Pendant les années où le département fut sous l’autorité de l’armée, l’influence de Johnson dépendit du bon plaisir du commandant des troupes et varia de l’un à l’autre. Ce fut peut-être sous Haldimand qu’il en exerça le plus et certainement sous lord Dalhousie [Ramsay*] qu’il en exerça le moins, l’ingérence de celui-ci dans les affaires du département étant sans limites. Néanmoins, c’était sur sir John Johnson que reposait la responsabilité de maintenir la paix parmi les Indiens et de veiller à leur satisfaction et à leur bien-être. Quand des signes d’agitation menaçaient de se manifester parmi eux, il s’entretenait avec chacun des chefs et les réunissait en conseil pour dissiper leurs craintes et leurs soupçons. À l’automne de 1782, au fort Niagara, il les convainquit que le roi n’avait nullement l’intention de sacrifier leurs intérêts dans les négociations de paix avec les États-Unis. Encore à Niagara, pendant l’été de 1783, il parvint à les persuader d’une chose à laquelle il ne croyait pas lui-même, à savoir que les Américains respecteraient la frontière convenue au fort Stanwix en 1768. Cette fois, il savait qu’il leur donnait de faux espoirs, mais il les empêcha de se lancer dans une guerre qui n’aurait pu qu’être catastrophique pour eux. En 1799, tout en visitant les postes du Haut-Canada et en conférant avec les chefs et les guerriers, il rassura les gouverneurs des deux provinces, qui craignaient des remous chez les autochtones. Pendant les années 1820, il eut avec Dalhousie une longue et amère querelle au sujet d’une nomination peu judicieuse que le gouverneur avait faite sans consultation ; en même temps, il mena une campagne pour empêcher les ouvriers affectés à la construction du canal de Lachine, dans le Bas-Canada, de semer le désordre au village indien de Caughnawaga (Kahnawake).
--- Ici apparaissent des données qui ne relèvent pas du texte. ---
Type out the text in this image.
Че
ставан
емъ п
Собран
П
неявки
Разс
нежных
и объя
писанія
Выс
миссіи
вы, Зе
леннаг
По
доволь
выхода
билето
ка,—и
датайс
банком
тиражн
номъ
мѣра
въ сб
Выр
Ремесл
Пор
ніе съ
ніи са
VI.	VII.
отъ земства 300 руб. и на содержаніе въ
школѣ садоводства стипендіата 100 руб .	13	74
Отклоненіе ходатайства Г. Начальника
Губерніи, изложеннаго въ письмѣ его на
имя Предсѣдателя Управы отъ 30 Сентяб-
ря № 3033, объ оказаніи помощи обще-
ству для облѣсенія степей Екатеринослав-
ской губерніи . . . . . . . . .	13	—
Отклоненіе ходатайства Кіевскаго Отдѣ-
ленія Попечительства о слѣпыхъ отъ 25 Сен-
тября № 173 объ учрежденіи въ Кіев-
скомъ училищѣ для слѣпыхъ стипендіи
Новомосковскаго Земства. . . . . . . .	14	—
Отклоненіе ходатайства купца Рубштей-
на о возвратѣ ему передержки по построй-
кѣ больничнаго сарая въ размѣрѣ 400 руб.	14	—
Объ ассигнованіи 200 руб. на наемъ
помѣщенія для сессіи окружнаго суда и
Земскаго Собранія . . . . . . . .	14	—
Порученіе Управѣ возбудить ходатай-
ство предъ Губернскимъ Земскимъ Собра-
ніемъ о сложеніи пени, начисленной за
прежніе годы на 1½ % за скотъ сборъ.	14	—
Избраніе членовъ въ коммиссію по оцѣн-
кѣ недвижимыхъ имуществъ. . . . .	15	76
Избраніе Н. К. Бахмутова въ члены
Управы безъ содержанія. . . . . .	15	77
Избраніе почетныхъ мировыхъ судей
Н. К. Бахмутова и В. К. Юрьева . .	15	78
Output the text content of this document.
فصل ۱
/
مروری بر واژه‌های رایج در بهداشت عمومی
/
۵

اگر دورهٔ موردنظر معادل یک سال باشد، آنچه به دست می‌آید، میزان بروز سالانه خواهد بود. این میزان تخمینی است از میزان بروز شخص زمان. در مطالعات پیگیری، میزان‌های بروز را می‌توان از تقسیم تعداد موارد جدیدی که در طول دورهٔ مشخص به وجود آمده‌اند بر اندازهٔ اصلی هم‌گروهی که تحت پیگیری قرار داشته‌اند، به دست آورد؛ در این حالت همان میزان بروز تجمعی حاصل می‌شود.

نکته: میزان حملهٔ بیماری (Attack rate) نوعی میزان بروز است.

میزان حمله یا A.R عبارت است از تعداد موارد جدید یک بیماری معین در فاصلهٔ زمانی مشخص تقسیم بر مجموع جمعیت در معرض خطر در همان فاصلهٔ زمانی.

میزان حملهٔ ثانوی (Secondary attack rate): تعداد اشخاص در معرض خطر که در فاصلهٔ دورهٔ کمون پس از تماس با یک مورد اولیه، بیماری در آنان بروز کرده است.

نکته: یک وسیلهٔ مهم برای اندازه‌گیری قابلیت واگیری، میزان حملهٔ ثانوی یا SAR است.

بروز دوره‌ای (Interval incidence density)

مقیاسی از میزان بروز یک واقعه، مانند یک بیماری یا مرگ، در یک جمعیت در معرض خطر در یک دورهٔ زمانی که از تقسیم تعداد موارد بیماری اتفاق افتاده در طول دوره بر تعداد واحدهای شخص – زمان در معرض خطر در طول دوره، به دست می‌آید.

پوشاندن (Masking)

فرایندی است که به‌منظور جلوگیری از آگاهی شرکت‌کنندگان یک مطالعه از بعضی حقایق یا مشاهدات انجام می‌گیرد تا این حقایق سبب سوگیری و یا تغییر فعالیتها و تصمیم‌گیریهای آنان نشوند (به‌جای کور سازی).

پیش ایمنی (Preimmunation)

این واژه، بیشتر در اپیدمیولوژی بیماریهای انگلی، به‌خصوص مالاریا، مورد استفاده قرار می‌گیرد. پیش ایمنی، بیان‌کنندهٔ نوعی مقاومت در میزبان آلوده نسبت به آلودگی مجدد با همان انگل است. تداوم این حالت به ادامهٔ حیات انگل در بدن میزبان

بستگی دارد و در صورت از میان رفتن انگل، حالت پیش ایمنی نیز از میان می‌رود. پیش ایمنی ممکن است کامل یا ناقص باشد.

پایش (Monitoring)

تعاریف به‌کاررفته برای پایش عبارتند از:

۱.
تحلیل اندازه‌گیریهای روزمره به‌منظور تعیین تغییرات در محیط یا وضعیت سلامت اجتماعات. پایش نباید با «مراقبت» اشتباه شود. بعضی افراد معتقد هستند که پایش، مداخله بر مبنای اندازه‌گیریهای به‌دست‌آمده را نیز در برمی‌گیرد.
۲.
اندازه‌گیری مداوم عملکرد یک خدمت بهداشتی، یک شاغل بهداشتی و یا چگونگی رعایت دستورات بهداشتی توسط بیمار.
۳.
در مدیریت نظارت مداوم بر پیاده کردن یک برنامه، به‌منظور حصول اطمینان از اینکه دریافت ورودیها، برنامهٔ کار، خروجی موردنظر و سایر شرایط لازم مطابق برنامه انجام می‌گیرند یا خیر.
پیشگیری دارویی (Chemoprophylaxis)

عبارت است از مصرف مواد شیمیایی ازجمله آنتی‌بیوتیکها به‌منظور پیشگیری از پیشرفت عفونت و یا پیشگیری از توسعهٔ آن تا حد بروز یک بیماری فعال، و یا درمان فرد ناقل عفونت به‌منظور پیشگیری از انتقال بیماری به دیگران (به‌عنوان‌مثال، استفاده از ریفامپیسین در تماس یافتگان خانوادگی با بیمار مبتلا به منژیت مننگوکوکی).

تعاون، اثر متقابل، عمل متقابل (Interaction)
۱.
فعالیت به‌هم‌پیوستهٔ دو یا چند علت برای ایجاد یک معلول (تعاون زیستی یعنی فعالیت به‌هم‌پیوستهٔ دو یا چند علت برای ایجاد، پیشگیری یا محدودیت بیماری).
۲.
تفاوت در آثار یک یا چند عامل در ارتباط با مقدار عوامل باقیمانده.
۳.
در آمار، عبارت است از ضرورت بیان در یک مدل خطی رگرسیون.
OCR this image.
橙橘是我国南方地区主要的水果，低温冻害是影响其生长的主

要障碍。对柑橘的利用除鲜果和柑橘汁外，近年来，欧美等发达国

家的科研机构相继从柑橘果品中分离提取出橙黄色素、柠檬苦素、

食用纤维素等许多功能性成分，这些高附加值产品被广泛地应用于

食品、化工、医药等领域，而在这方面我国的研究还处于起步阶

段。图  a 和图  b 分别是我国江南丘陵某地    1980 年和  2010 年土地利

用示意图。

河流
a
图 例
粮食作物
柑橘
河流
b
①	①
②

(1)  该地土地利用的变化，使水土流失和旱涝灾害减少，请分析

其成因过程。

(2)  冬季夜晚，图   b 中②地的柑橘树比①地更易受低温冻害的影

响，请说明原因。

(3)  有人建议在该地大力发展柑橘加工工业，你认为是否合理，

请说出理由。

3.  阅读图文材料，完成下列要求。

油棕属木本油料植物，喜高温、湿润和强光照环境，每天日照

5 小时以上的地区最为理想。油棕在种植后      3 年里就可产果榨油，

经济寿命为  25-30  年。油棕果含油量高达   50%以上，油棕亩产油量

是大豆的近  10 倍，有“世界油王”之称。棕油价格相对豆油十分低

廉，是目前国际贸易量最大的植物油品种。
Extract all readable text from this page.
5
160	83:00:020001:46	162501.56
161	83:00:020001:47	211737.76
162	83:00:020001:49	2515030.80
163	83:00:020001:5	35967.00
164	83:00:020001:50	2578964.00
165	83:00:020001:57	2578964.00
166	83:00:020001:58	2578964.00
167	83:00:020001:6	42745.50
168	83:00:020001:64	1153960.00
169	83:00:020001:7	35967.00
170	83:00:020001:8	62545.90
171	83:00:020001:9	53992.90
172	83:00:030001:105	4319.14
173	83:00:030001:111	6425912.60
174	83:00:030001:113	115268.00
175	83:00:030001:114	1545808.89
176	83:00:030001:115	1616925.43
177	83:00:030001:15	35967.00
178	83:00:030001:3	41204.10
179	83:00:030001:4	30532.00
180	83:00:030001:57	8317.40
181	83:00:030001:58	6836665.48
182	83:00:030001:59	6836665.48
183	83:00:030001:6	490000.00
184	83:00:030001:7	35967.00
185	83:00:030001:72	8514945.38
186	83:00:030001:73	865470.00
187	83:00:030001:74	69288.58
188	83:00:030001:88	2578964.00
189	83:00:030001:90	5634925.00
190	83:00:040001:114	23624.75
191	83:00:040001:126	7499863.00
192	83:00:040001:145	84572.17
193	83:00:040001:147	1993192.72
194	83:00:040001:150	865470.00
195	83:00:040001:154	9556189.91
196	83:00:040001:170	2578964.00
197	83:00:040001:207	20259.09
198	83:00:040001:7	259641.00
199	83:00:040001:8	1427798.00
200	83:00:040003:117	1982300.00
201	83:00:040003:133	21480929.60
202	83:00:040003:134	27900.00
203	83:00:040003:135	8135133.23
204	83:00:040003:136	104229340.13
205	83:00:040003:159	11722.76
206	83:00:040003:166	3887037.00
Par ailleurs, Johnson déploya de grands efforts pour se constituer un patrimoine immobilier. À la fin de 1798, il élut résidence au somptueux château de Longueuil, rue Saint-Paul, à Montréal, après l’avoir rénové. Déterminé à récupérer au moins l’équivalent de ce qu’il avait perdu dans la colonie de New York, il fit de l’acquisition de propriétés immobilières une véritable obsession. Il avait déjà une maison de campagne à Lachine et une autre dans les faubourgs du sud de Montréal ; dans le Haut-Canada, il possédait une maison située sur un grand terrain à Kingston, une propriété à Cornwall et de vastes étendues de terre au lac Saint-François, à la rivière Raisin, à Gananoque et à l’île Amherst. De plus, il avait plusieurs propriétés plus petites dans diverses régions du Haut et du Bas-Canada. En 1795, il acheta la seigneurie de Monnoir, qui s’étendait sur près de 84 000 acres ; quelques années plus tard, il se porta acquéreur de celle d’Argenteuil, qui était d’environ 54 000 acres. Néanmoins, il demeurait insatisfait et tenta jusqu’à la fin de ses jours d’accroître ses biens-fonds.
Sir John Johnson n’oublia jamais la vallée où il avait passé sa jeunesse. Malgré les beaux manoirs qu’il construisit dans les seigneuries d’Argenteuil et de Monnoir, il conserva une prédilection pour le terrain que dominait le cône du mont Sainte-Thérèse (mont Saint-Grégoire), dans la seigneurie de Monnoir, car il lui rappelait les lieux qu’il avait habités dans la vallée de la Mohawk. Il construisit, au pied de cette montagne à laquelle il donna le nom de mont Johnson, une petite maison où il vécut presque en permanence durant les dernières années de sa vie. Dalhousie a décrit Johnson en ces termes : « de visage expressif et vif d’élocution, [il a] des manières très distinguées et au surplus une sorte de sauvagerie, comme s’il souhaitait donner l’image d’une personnalité marquée par les coutumes des tribus indiennes et par les rapports qu’il a entretenus avec elles ». Il mourut le 4 janvier 1830 à Montréal. Ses funérailles, militaires et maçonniques, rassemblèrent 300 Indiens ainsi qu’une foule d’amis, de parents, de connaissances et d’admirateurs. Au cours de cette cérémonie colorée et impressionnante, un des anciens de la tribu des Agniers parla de lui comme de l’« ami et [du] compagnon d’armes » des Indiens. Ses restes furent transportés au mont Johnson pour y être inhumés.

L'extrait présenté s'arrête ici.